Aggregated Residual Transformations for Deep Neural Networks
Saining Xie
and
Ross Girshick
and
Piotr Dollár
and
Zhuowen Tu
and
Kaiming He
arXiv e-Print archive - 2016 via Local arXiv
Keywords:
cs.CV
First published: 2016/11/16 (8 years ago) Abstract: We present a simple, highly modularized network architecture for image
classification. Our network is constructed by repeating a building block that
aggregates a set of transformations with the same topology. Our simple design
results in a homogeneous, multi-branch architecture that has only a few
hyper-parameters to set. This strategy exposes a new dimension, which we call
"cardinality" (the size of the set of transformations), as an essential factor
in addition to the dimensions of depth and width. On the ImageNet-1K dataset,
we empirically show that even under the restricted condition of maintaining
complexity, increasing cardinality is able to improve classification accuracy.
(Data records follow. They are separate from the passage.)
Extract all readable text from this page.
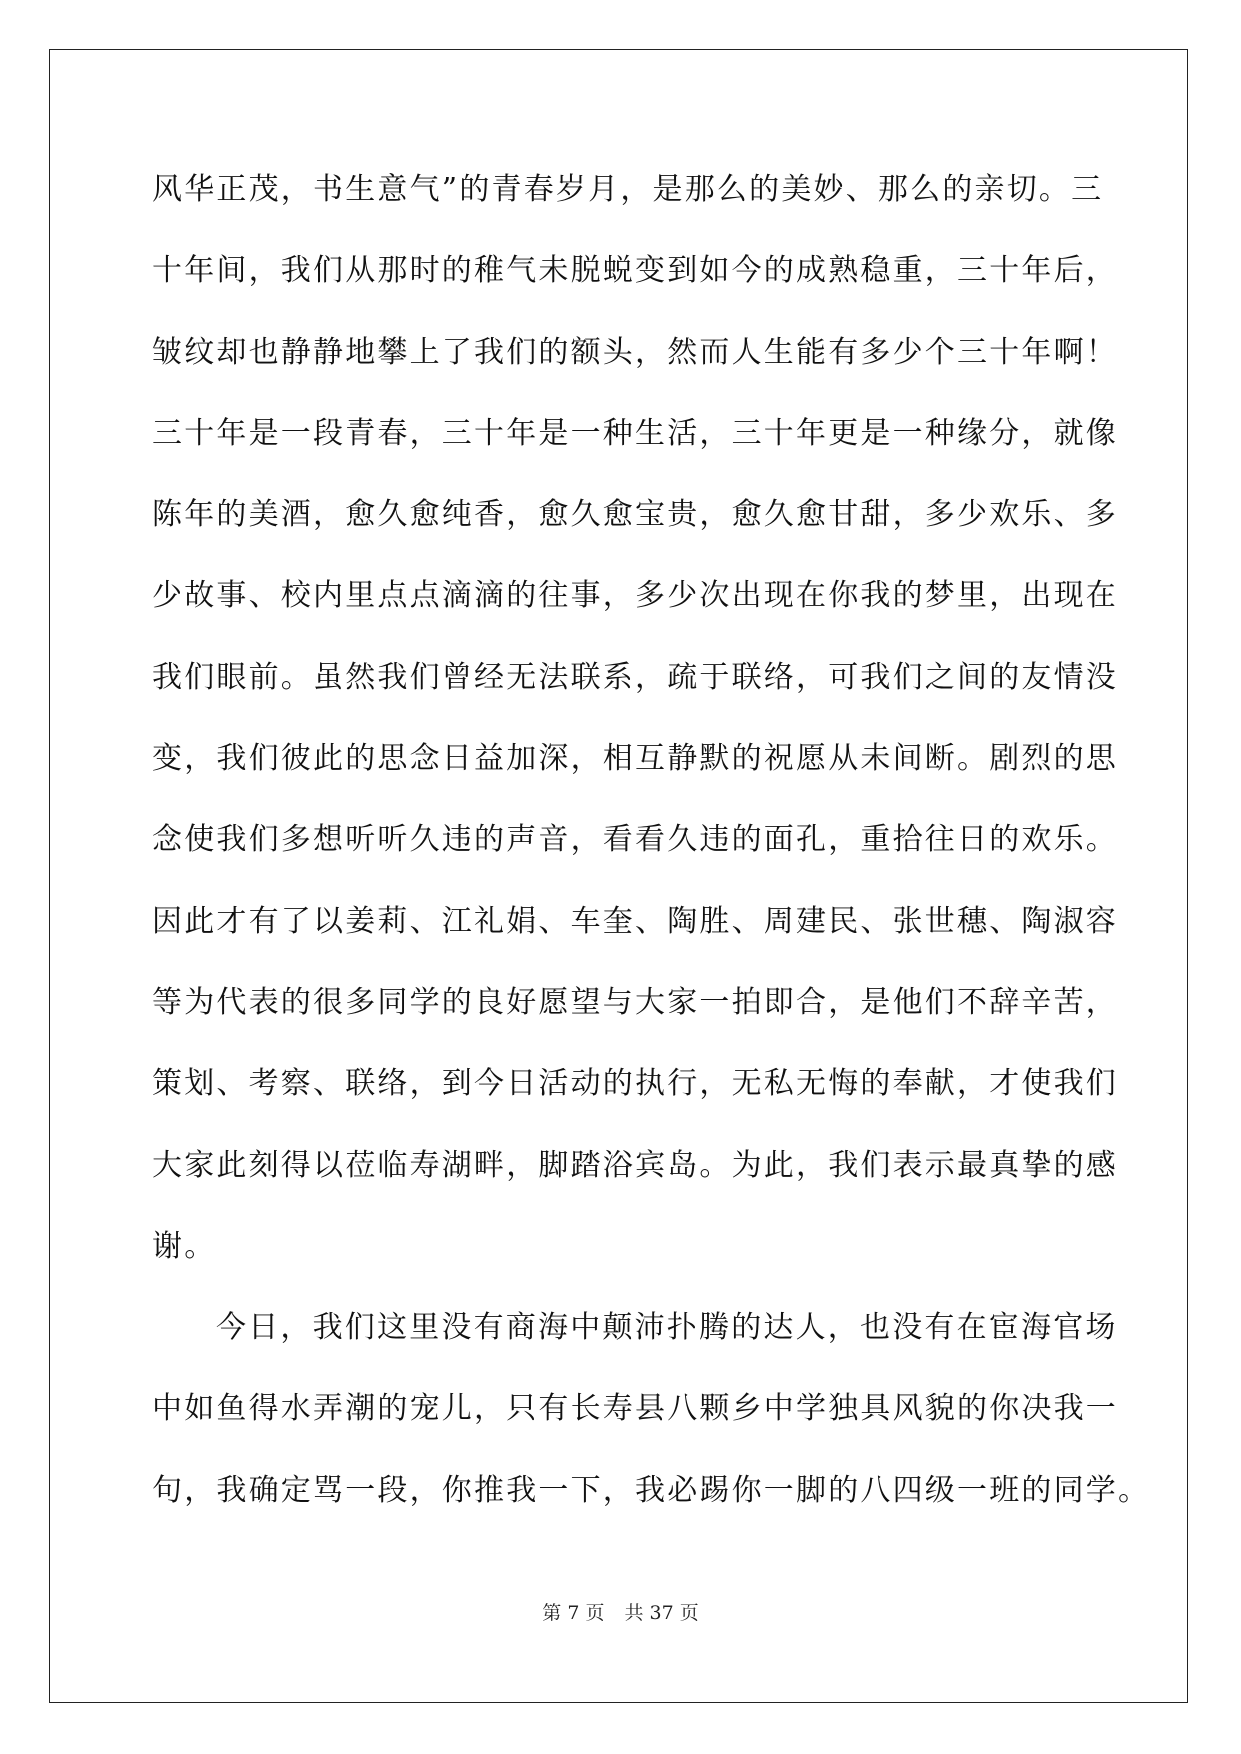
风华正茂，书生意气”的青春岁月，是那么的美妙、那么的亲切。三
十年间，我们从那时的稚气未脱蜕变到如今的成熟稳重，三十年后，
皱纹却也静静地攀上了我们的额头，然而人生能有多少个三十年啊！
三十年是一段青春，三十年是一种生活，三十年更是一种缘分，就像
陈年的美酒，愈久愈纯香，愈久愈宝贵，愈久愈甘甜，多少欢乐、多
少故事、校内里点点滴滴的往事，多少次出现在你我的梦里，出现在
我们眼前。虽然我们曾经无法联系，疏于联络，可我们之间的友情没
变，我们彼此的思念日益加深，相互静默的祝愿从未间断。剧烈的思
念使我们多想听听久违的声音，看看久违的面孔，重拾往日的欢乐。
因此才有了以姜莉、江礼娟、车奎、陶胜、周建民、张世穗、陶淑容
等为代表的很多同学的良好愿望与大家一拍即合，是他们不辞辛苦，
策划、考察、联络，到今日活动的执行，无私无悔的奉献，才使我们
大家此刻得以莅临寿湖畔，脚踏浴宾岛。为此，我们表示最真挚的感
谢。
今日，我们这里没有商海中颠沛扑腾的达人，也没有在宦海官场
中如鱼得水弄潮的宠儿，只有长寿县八颗乡中学独具风貌的你决我一
句，我确定骂一段，你推我一下，我必踢你一脚的八四级一班的同学。
第 7 页 共 37 页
Moreover, increasing cardinality is more effective than going deeper or wider
when we increase the capacity. Our models, named ResNeXt, are the foundations
of our entry to the ILSVRC 2016 classification task in which we secured 2nd
place. We further investigate ResNeXt on an ImageNet-5K set and the COCO
detection set, also showing better results than its ResNet counterpart. The
code and models are publicly available online.